Saturation is challenging to implement efficiently in software on a machine with only modular arithmetic operations, since simple implementations require branches that create huge pipeline delays. However, it is possible to implement saturating addition and subtraction in software without branches, using only modular arithmetic and bitwise logical operations that are available on all modern CPUs and their predecessors, including all x86 CPUs (back to the original Intel 8086) and some popular 8-bit CPUs (some of which implement the Z80 instruction set) are still in production. On the other hand, on simple 8-bit and 16-bit CPUs, a branching algorithm might actually be faster if programmed in assembly, since there are no pipelines to stall, and each instruction always takes multiple clock cycles. On x86, which provides overflow flags and conditional moves, very simple branch-free code is possible.

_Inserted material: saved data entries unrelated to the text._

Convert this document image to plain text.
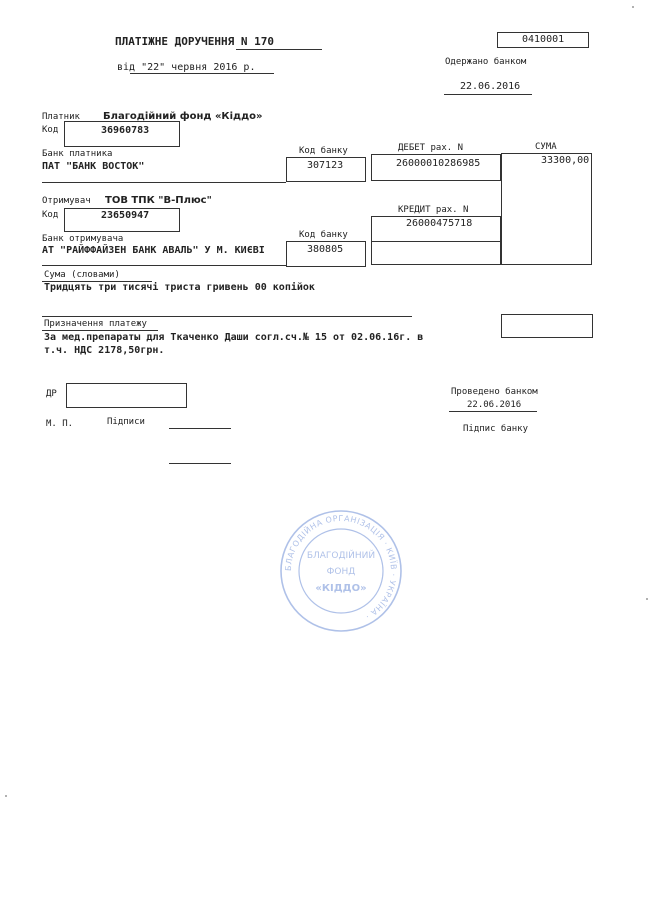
ПЛАТІЖНЕ ДОРУЧЕННЯ N 170	0410001
від "22" червня 2016 р.	Одержано банком
22.06.2016
Платник Благодійний фонд «Кіддо»
Код	36960783
Банк платника
ПАТ "БАНК ВОСТОК"
Код банку
307123
ДЕБЕТ рах. N
26000010286985
СУМА
33300,00
Отримувач ТОВ ТПК "В-Плюс"
Код	23650947
Банк отримувача
АТ "РАЙФФАЙЗЕН БАНК АВАЛЬ" У М. КИЄВІ
Код банку
380805
КРЕДИТ рах. N
26000475718
Сума (словами)
Тридцять три тисячі триста гривень 00 копійок
Призначення платежу
За мед.препараты для Ткаченко Даши согл.сч.№ 15 от 02.06.16г. в
т.ч. НДС 2178,50грн.
ДР
М. П.	Підписи
Проведено банком
22.06.2016
Підпис банку
БЛАГОДІЙНА ОРГАНІЗАЦІЯ · КИЇВ · УКРАЇНА ·
БЛАГОДІЙНИЙ
ФОНД
«КІДДО»
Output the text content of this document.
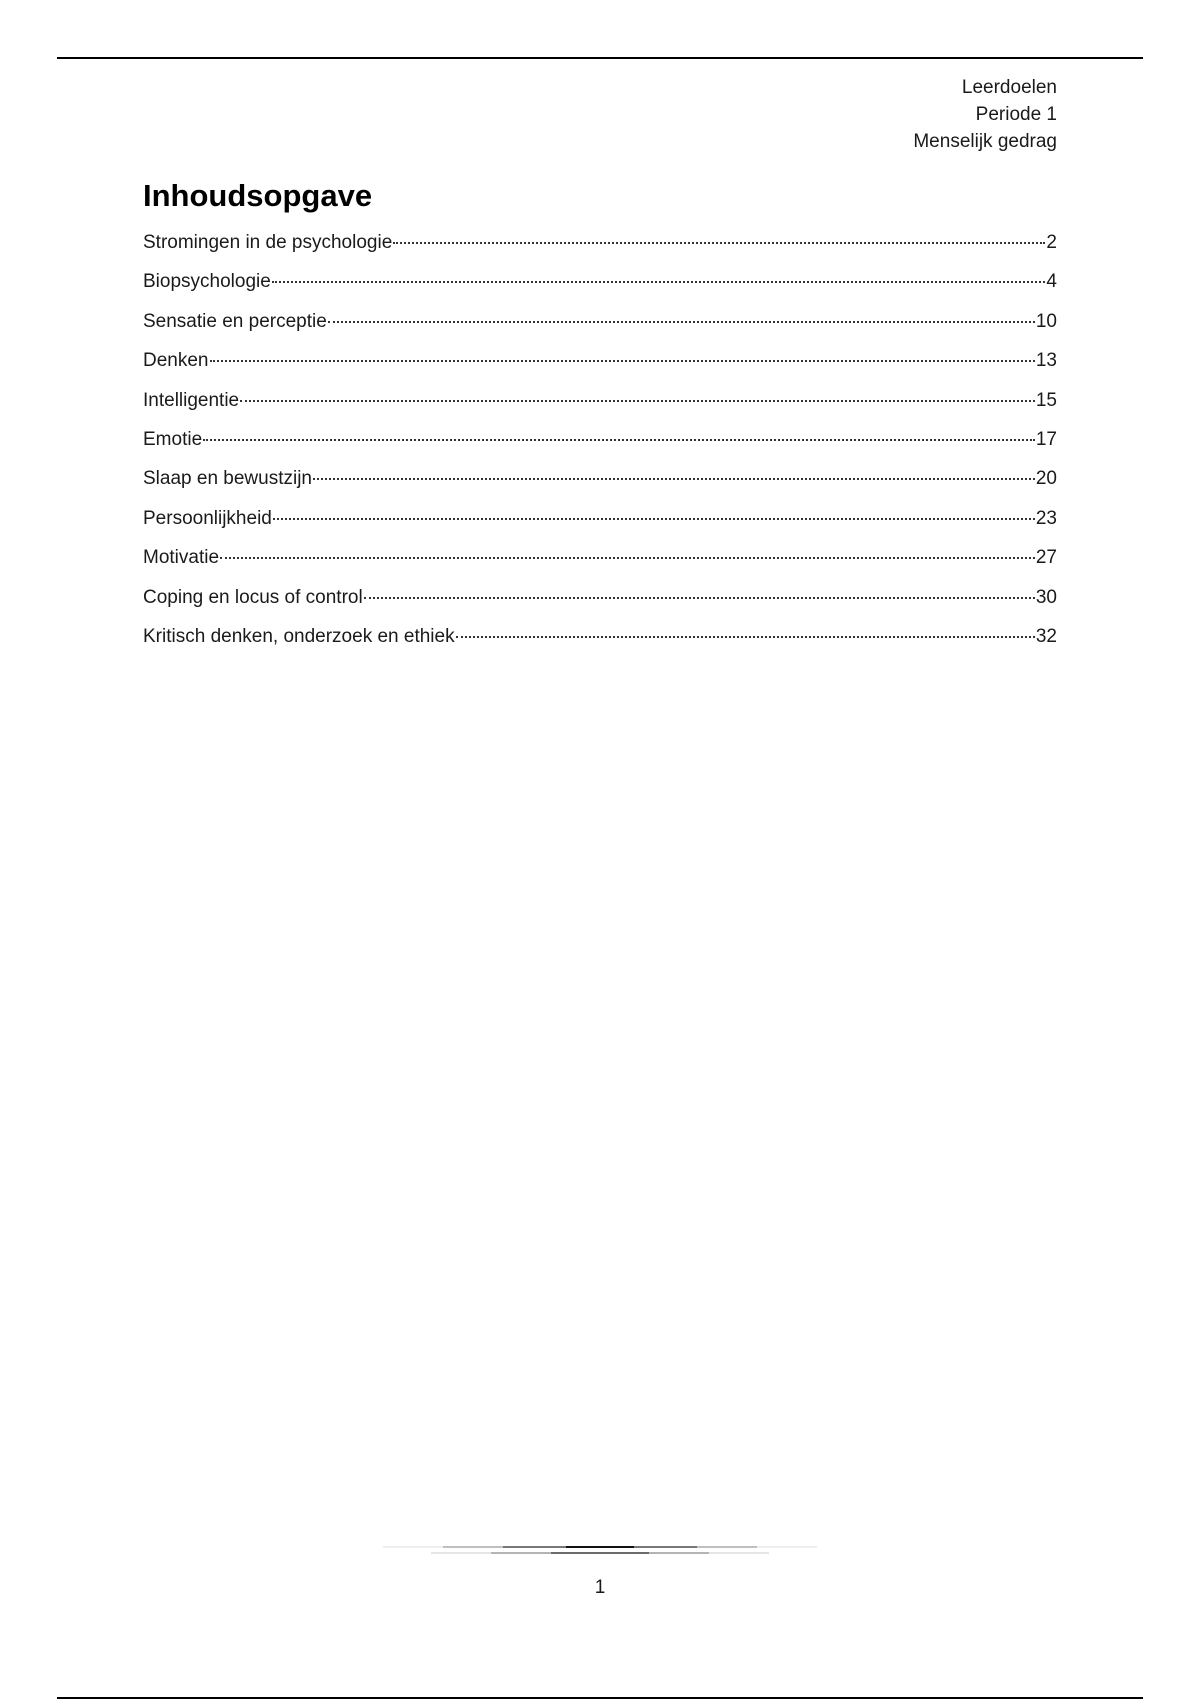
Leerdoelen
Periode 1
Menselijk gedrag
Inhoudsopgave
Stromingen in de psychologie	2
Biopsychologie	4
Sensatie en perceptie	10
Denken	13
Intelligentie	15
Emotie	17
Slaap en bewustzijn	20
Persoonlijkheid	23
Motivatie	27
Coping en locus of control	30
Kritisch denken, onderzoek en ethiek	32
1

Although saturation arithmetic is less popular for integer arithmetic in hardware, the IEEE floating-point standard, the most popular abstraction for dealing with approximate real numbers, uses a form of saturation in which overflow is converted into "infinity" or "negative infinity", and any other operation on this result continues to produce the same value. This has the advantage over simple saturation that later operations decreasing the value will not end up producing a misleadingly "reasonable" result, such as in the computation $\sqrt{x^2 - y^2}$. Alternatively, there may be special states such as "exponent overflow" (and "exponent underflow") that will similarly persist through subsequent operations, or cause immediate termination, or be tested for as in IF ACCUMULATOR OVERFLOW ... as in FORTRAN for the IBM 704 (October 1956).